2. Edge-Optimized REST API
An Edge-Optimized REST API is deployed globally using Amazon CloudFront as a content delivery network (CDN). This type of API is optimized for latency and performance by caching content at AWS edge locations closer to the user.
Characteristics:
- Global Distribution with CloudFront: Automatically uses CloudFront to route requests to the nearest AWS edge location.
- Low Latency for Global Clients: Provides optimized performance by reducing the round-trip time between the client and the API Gateway.
- Default Caching: Content is cached at edge locations by default, improving performance for frequently accessed data.
- Automatic SSL Management: AWS handles SSL/TLS termination with CloudFront at the edge locations.
Use Cases:
- Global Applications: When you need to serve users worldwide with minimal latency.
- Public APIs: Suitable for public-facing APIs with high distribution needs, such as mobile apps, IoT, and web apps.
- Multi-Region Failover: Edge-optimized APIs automatically route requests to the nearest region with failover capabilities.
3. Private REST API
A Private REST API is accessible only from within your VPC (Virtual Private Cloud), making it ideal for internal or private APIs. Access is restricted to clients in the same VPC, allowing better control and security for sensitive data.
Characteristics:
- VPC Access Only: Only accessible from within the specified VPCs, using VPC endpoint (Interface Endpoint) for access.

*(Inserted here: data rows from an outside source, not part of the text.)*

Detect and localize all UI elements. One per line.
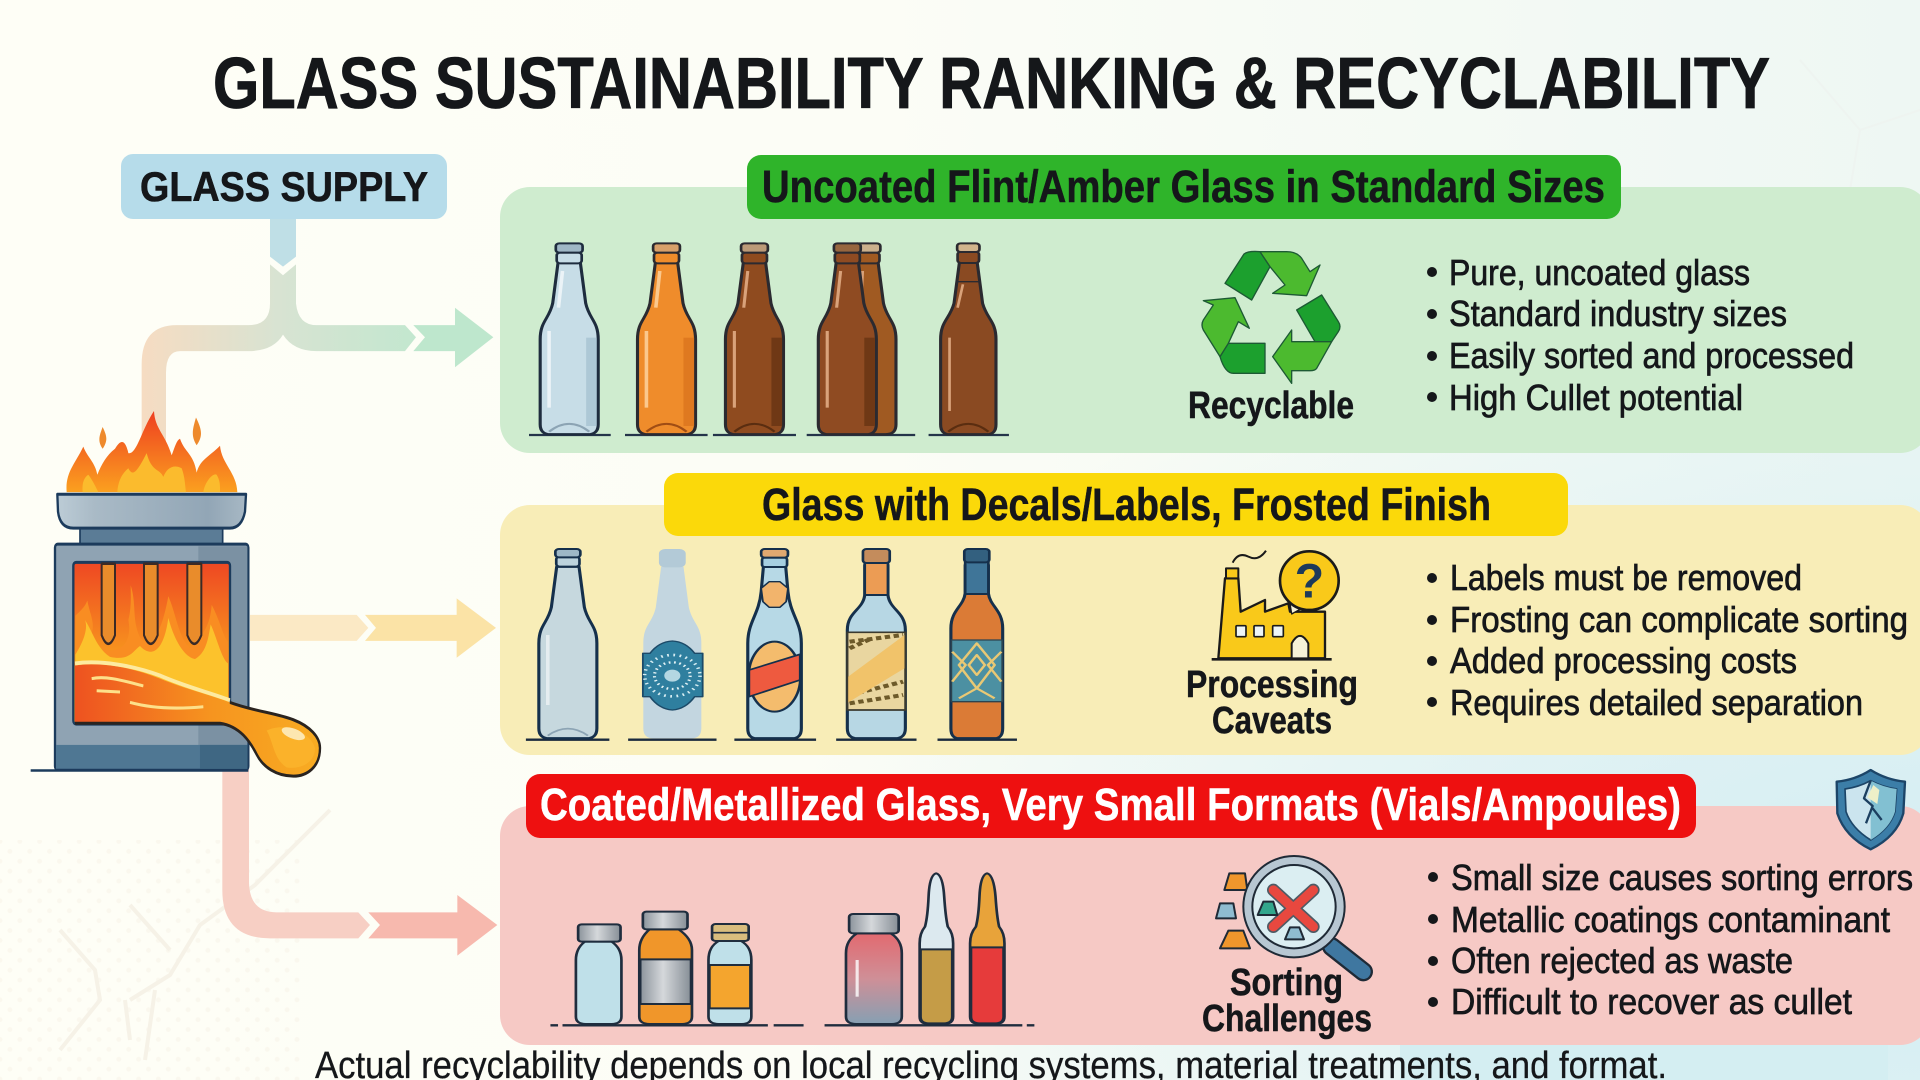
header: green tier bbox=[747, 155, 1621, 219]
header: yellow tier bbox=[664, 473, 1568, 536]
bullets: red tier: Difficult to recover as cullet bbox=[1451, 981, 1852, 1022]
header: red tier: Coated/Metallized Glass, Very Small Formats (Vials/Ampoules) bbox=[540, 779, 1681, 830]
molten glass bbox=[75, 662, 320, 776]
vial: clear with orange band bbox=[708, 924, 751, 1024]
icon: cracked shield bbox=[1837, 770, 1905, 849]
header: green tier: Uncoated Flint/Amber Glass in Standard Sizes bbox=[762, 161, 1605, 212]
vial: clear bbox=[576, 924, 621, 1024]
bottle: clear flint bbox=[540, 243, 598, 434]
bullets: green tier bbox=[1427, 252, 1854, 418]
ampoule: amber and red bbox=[970, 873, 1004, 1024]
icon label: sorting challenges: Challenges bbox=[1202, 998, 1372, 1040]
furnace neck bbox=[80, 528, 223, 545]
bullets: yellow tier: Labels must be removed bbox=[1450, 557, 1802, 598]
glass supply label bbox=[121, 154, 447, 219]
ampoule: clear and amber bbox=[920, 873, 953, 1024]
bullets: yellow tier: Requires detailed separation bbox=[1450, 682, 1863, 723]
icon label: sorting challenges bbox=[1202, 962, 1372, 1040]
header: yellow tier: Glass with Decals/Labels, Frosted Finish bbox=[762, 479, 1491, 530]
furnace chamber with flames bbox=[73, 562, 230, 724]
furnace rods bbox=[102, 564, 201, 644]
flow arrows from supply and furnace bbox=[142, 219, 496, 658]
bottle: clear with orange label and red band bbox=[748, 549, 801, 738]
icon: recycling arrows bbox=[1202, 251, 1340, 383]
furnace illustration bbox=[31, 411, 320, 776]
arrow: supply stem bbox=[270, 219, 296, 267]
icon: factory with question mark bbox=[1212, 551, 1339, 659]
panel: green tier bbox=[500, 155, 1920, 453]
bullets: yellow tier bbox=[1427, 557, 1908, 723]
icon label: sorting challenges: Sorting bbox=[1230, 962, 1343, 1004]
furnace body bbox=[31, 544, 248, 771]
arrow: furnace to red tier bbox=[222, 767, 497, 956]
panel: red tier bbox=[500, 774, 1920, 1080]
bottles: decorated and frosted bbox=[526, 549, 1017, 740]
bottle: plain clear bbox=[539, 549, 597, 738]
bottle: orange amber bbox=[638, 243, 696, 434]
icon label: recyclable: Recyclable bbox=[1188, 385, 1354, 427]
arrow: supply to green tier bbox=[142, 264, 493, 442]
bottle: clear with gold pattern label bbox=[847, 549, 905, 738]
bullets: yellow tier: Added processing costs bbox=[1450, 640, 1797, 681]
icon label: processing caveats bbox=[1186, 664, 1358, 742]
icon label: processing caveats: Processing bbox=[1186, 664, 1358, 706]
panel: yellow tier bbox=[500, 473, 1920, 755]
bullets: red tier: Metallic coatings contaminant bbox=[1451, 899, 1890, 940]
bottle: slim brown bbox=[941, 243, 996, 434]
bullets: green tier: Standard industry sizes bbox=[1449, 293, 1787, 334]
vial: orange with silver band bbox=[639, 912, 692, 1024]
vials and ampoules bbox=[550, 873, 1034, 1025]
bullets: green tier: Easily sorted and processed bbox=[1449, 335, 1854, 376]
bottle: brown amber bbox=[725, 243, 783, 434]
bottle: frosted with teal label bbox=[643, 549, 703, 738]
arrow: furnace to yellow tier bbox=[250, 598, 496, 658]
glass supply label: GLASS SUPPLY bbox=[140, 163, 428, 210]
furnace bowl bbox=[57, 494, 246, 528]
icon: magnifier over cullet bbox=[1216, 856, 1363, 972]
bullets: green tier: Pure, uncoated glass bbox=[1449, 252, 1750, 293]
vial: metallized bbox=[846, 914, 902, 1024]
bottle: orange with teal pattern label bbox=[951, 549, 1003, 738]
icon: top flames bbox=[66, 411, 237, 492]
bullets: green tier: High Cullet potential bbox=[1449, 377, 1743, 418]
bottle pair: brown amber bbox=[818, 243, 896, 434]
bullets: red tier bbox=[1428, 857, 1913, 1022]
bullets: red tier: Often rejected as waste bbox=[1451, 940, 1793, 981]
icon: factory with question mark: ? bbox=[1295, 554, 1324, 608]
icon label: processing caveats: Caveats bbox=[1212, 700, 1332, 742]
bottles: uncoated standard bbox=[529, 243, 1009, 435]
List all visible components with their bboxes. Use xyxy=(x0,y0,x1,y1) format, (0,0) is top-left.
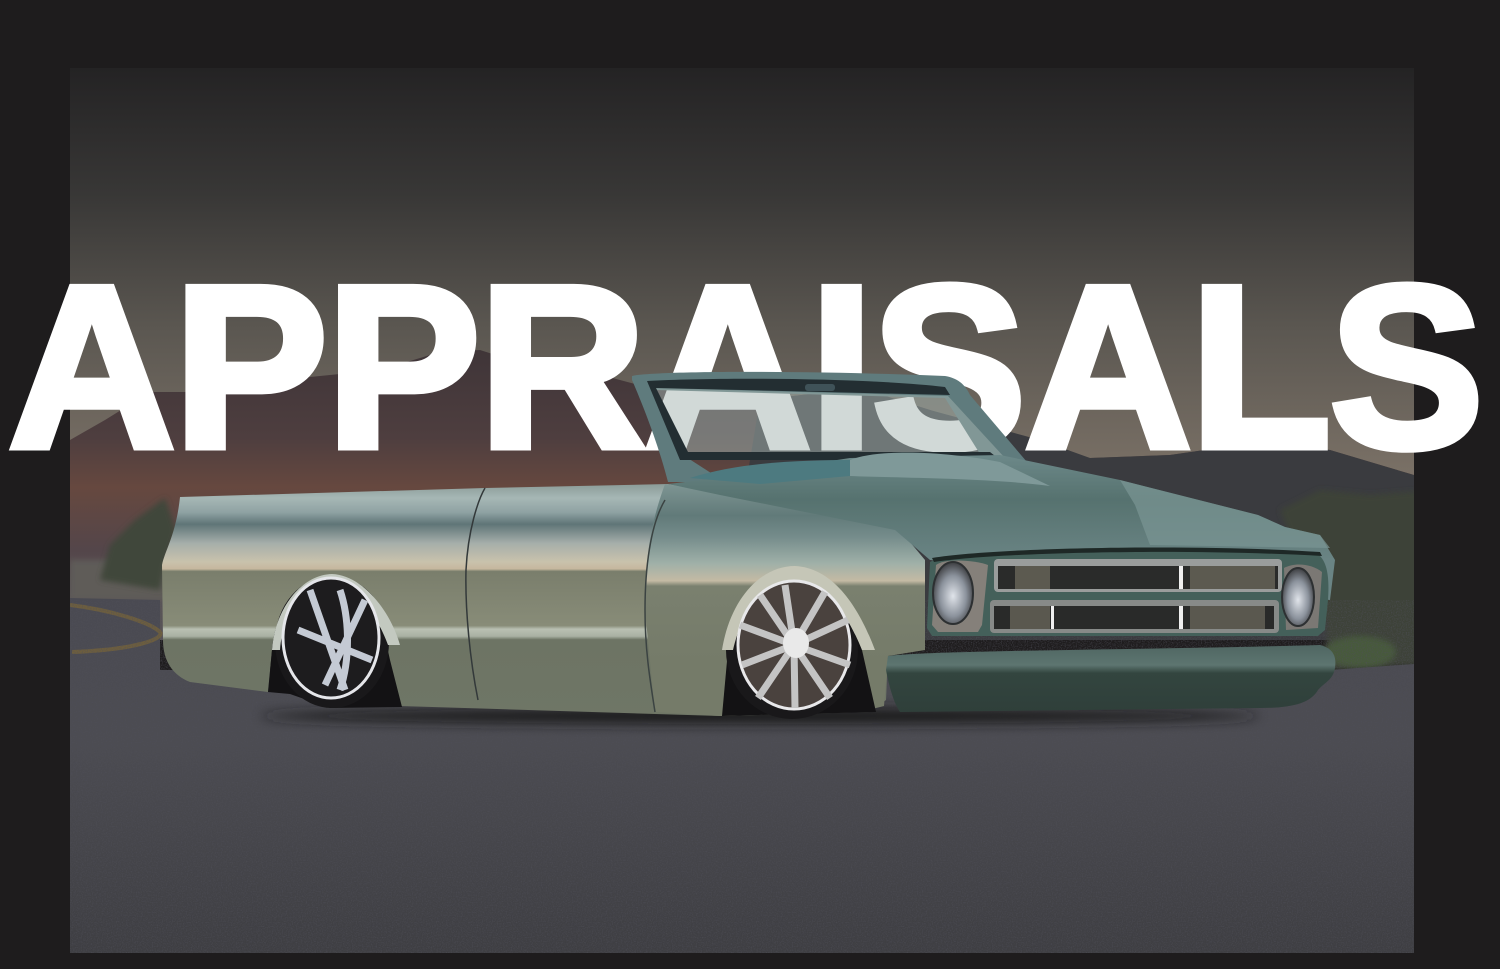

- Enhanced Security: Not accessible over the internet, making it ideal for internal applications and services that require limited access.
- No CloudFront Distribution: This API type does not use CloudFront or any public endpoints, as all traffic is restricted to VPC traffic.
- AWS PrivateLink: Uses AWS PrivateLink for secure connections between the VPC and API Gateway.
Use Cases:
- Internal APIs: For services that need to be accessed only by other applications within the VPC.
- Secure, Sensitive Data: Suitable for accessing sensitive internal systems and data that shouldn’t be publicly accessible.
- Microservices in VPC: Ideal for microservices architecture where services communicate within a VPC environment securely.